The United States of 'Cue
Of all the weekends to celebrate being a 'Murrican, this is the one. If you want to celebrate this country's 230 years of independence by waving a flag, go right ahead. But all you really need to do to pledge your allegiance is to fire up the grill.
As I confessed earlier this week, I'm from up North, which means our Fourth of July "cookouts" were a hamburger-and-hot dog affair cooked on the "barbecue." Thirty-five years later, I've learned that we Yanks have been terribly confused.
What we had been doing all this time is grilling - cooking over direct heat for a relatively short period of time - NOT barbecue-ing. This clarification is old hat to southern folks, who grew up understanding that "barbecue" is a noun and nothing else.
So, if "barbecue" is a noun, then what is it, exactly? In contrast to the high, direct heat used for grilling, traditional barbecue requires low, indirect heat in a pit or a smoker. Cooking time is long, often several days.
In summary, barbecue requires a rig, a lot of time and a bit of braun (sweat too). It's not easy hauling stacks of wood and half a pig onto a grate. Backyard babies, step aside.

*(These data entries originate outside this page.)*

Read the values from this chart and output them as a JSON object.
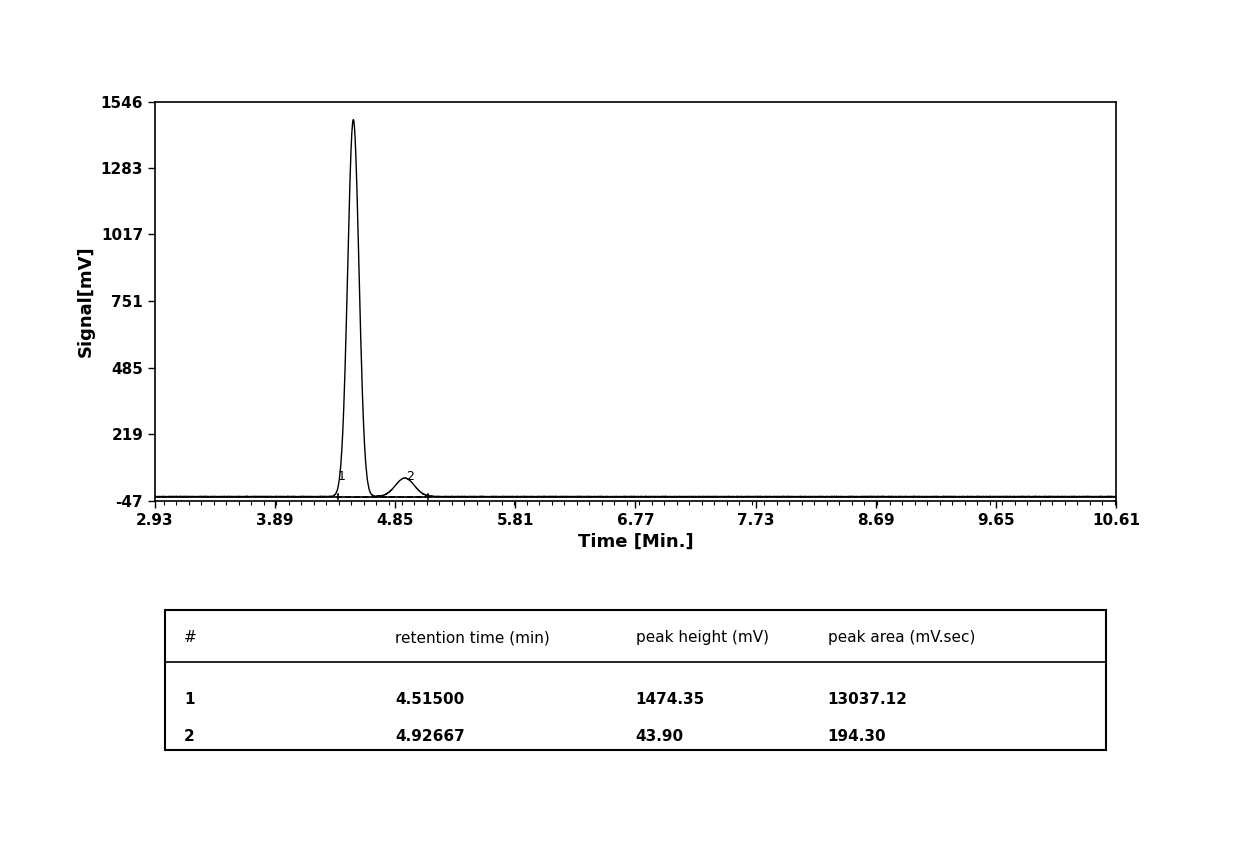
{
  "xlim": [
    2.93,
    10.61
  ],
  "ylim": [
    -47,
    1546
  ],
  "xticks": [
    2.93,
    3.89,
    4.85,
    5.81,
    6.77,
    7.73,
    8.69,
    9.65,
    10.61
  ],
  "yticks": [
    -47,
    219,
    485,
    751,
    1017,
    1283,
    1546
  ],
  "xlabel": "Time [Min.]",
  "ylabel": "Signal[mV]",
  "peak1_rt": 4.515,
  "peak1_height": 1474.35,
  "peak2_rt": 4.92667,
  "peak2_height": 43.9,
  "baseline_level": -30,
  "table_headers": [
    "#",
    "retention time (min)",
    "peak height (mV)",
    "peak area (mV.sec)"
  ],
  "table_rows": [
    [
      "1",
      "4.51500",
      "1474.35",
      "13037.12"
    ],
    [
      "2",
      "4.92667",
      "43.90",
      "194.30"
    ]
  ],
  "line_color": "#000000",
  "background_color": "#ffffff",
  "label1": "1",
  "label2": "2",
  "sigma1": 0.045,
  "sigma2": 0.075,
  "dashed_start": 4.38,
  "dashed_end": 5.13,
  "tick_marks": [
    4.395,
    5.115
  ]
}
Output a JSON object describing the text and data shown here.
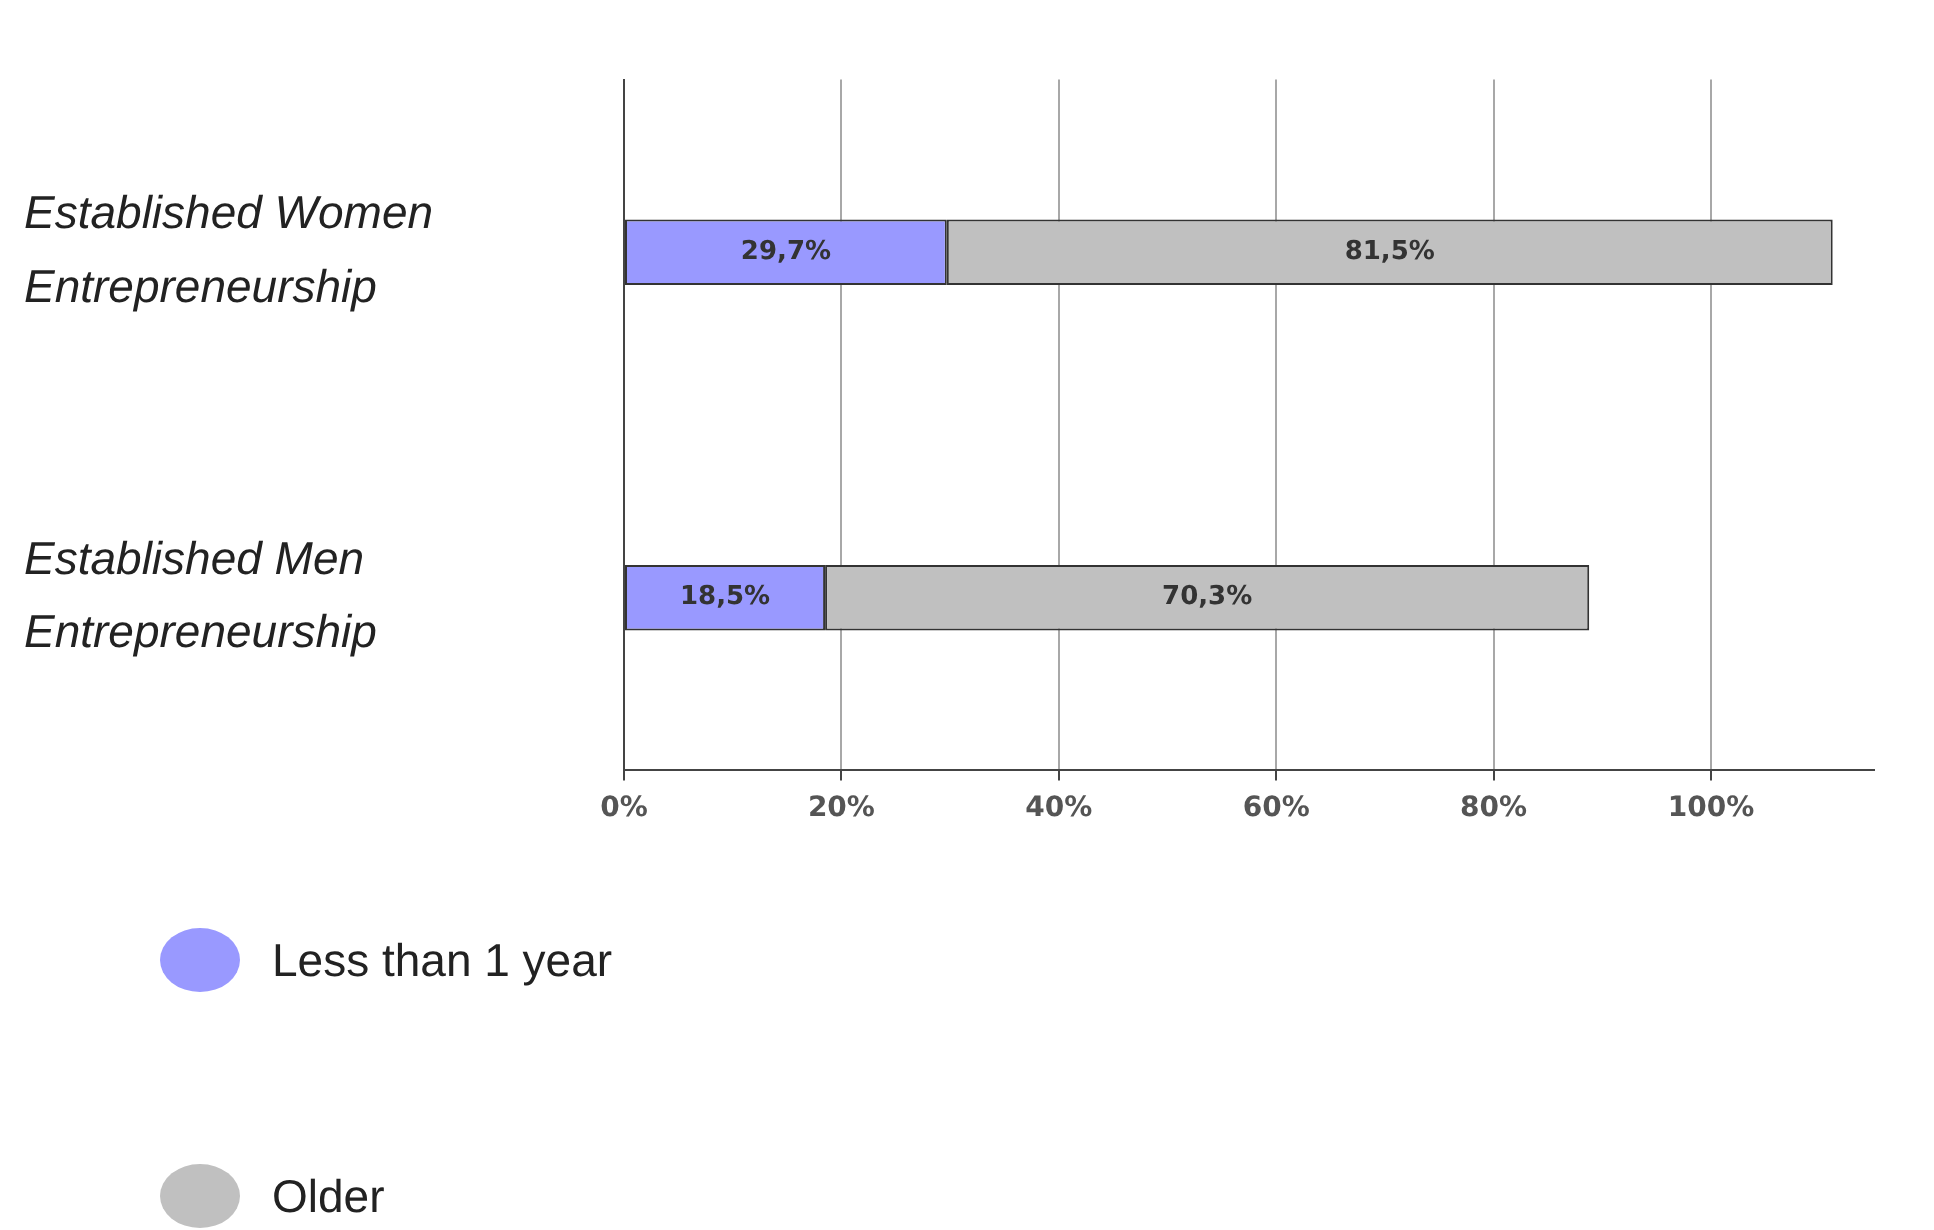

Food writer David Leite was as confused and in awe as I continue to be, so he set off on the road to get schooled, spending a week with a pit master in rural Tennessee (where, by the way, he was hilariously mistaken for a Washington Post reporter).
What he discovered, as a Northerner, is a culture deeply embedded in the hearts and souls of his southern siblings but one that remains a mystery to those who live outside those state lines.
Being in barbecue country, however, didn't mean that Leite had all the answers. It turns out that barbecue in Tennessee is different from that in Georgia, Kentucky, Kansas and every state in between.
In his introduction to "Cornbread Nation 2: The United States of Barbecue," a barbecue anthology, editor Lolis Eric Elie writes:
"...barbecue is a food that unifies the vast expanse of the American South, an ever larger portion of the American mainstream. Though the various versions of barbecue differ from each other as much as cows differ from sheep, or as much as tomatoes differ from mustard seeds, the common themes of wood and smoke, meat and sauce, family and fellowship, transcend regional rivalries and recipe differences."
Southern Foodways, an Oxford, Miss.-based organization dedicated to preserving the culinary traditions of the South (disclosure: I am a member) has documented those commonalities and differences in a BBQ Oral History Project, a collection of interviews with pitmasters in Memphis and throughout rural Tennessee.
So, given all the regionalities and deeply-steeped tradtions, can barbecue come to us or do we go to the barbecue?
As you can imagine, there are a few schools of thought.
1) Get in the car and see the country, like Jane and Michael Stern continue to do. Having penned several books, including "Road Food," the Sterns are on the constant prowl for local, homegrown eateries and have compiled a comprehensive list of barbecue joints/shacks/you-name-it that could keep you on the road for weeks.
For a more focused barbecue road trip, consider a trip to North Carolina, east to west, where the rivalries are huge. Here's how one writer from the Post's Travel section ate his way through the state.
2) Learn how to barbecue without going down south. Steven Raichlen author of several books, including "The Barbecue Bible," also conducts intensive barbecue workshops called "Barbecue University," a three-day extravaganza held several times a year at the tony Greenbrier resort in West Virginia. Turns out that the pricetag is tony as well: $3,200 (double occupancy)! According to Raichlen's Web site, which offers lots of basic info for barbecue beginners (including a very useful "10 Commandments"), the "University" is a hands-on experience, covering the small (ribs) and the large (whole hog).
3) Keep reading.
Here's what's on my to-do list by the bed:
Titles by Lolis Eric Ellie (also author of "Smokestack Lightning: Adventures in the Heart of Barbecue Country, a columnist for the Times-Picayune in New Orleans
Titles by Cheryl and Bill Jamison
And, finally a real kick in the pants, "Peace, Love and Barbecue" by champion pitmaster Mike Mills and his daughter, Amy Mills Tunnicliffe.
I'm also keen to check out the message boards on Road Food, which cover topics such as "What's the best BBQ you've ever had?" or "Who fixes good BBQ baloney?"
Have a delicious weekend! I'll post a Fourth of July to-do list on Monday.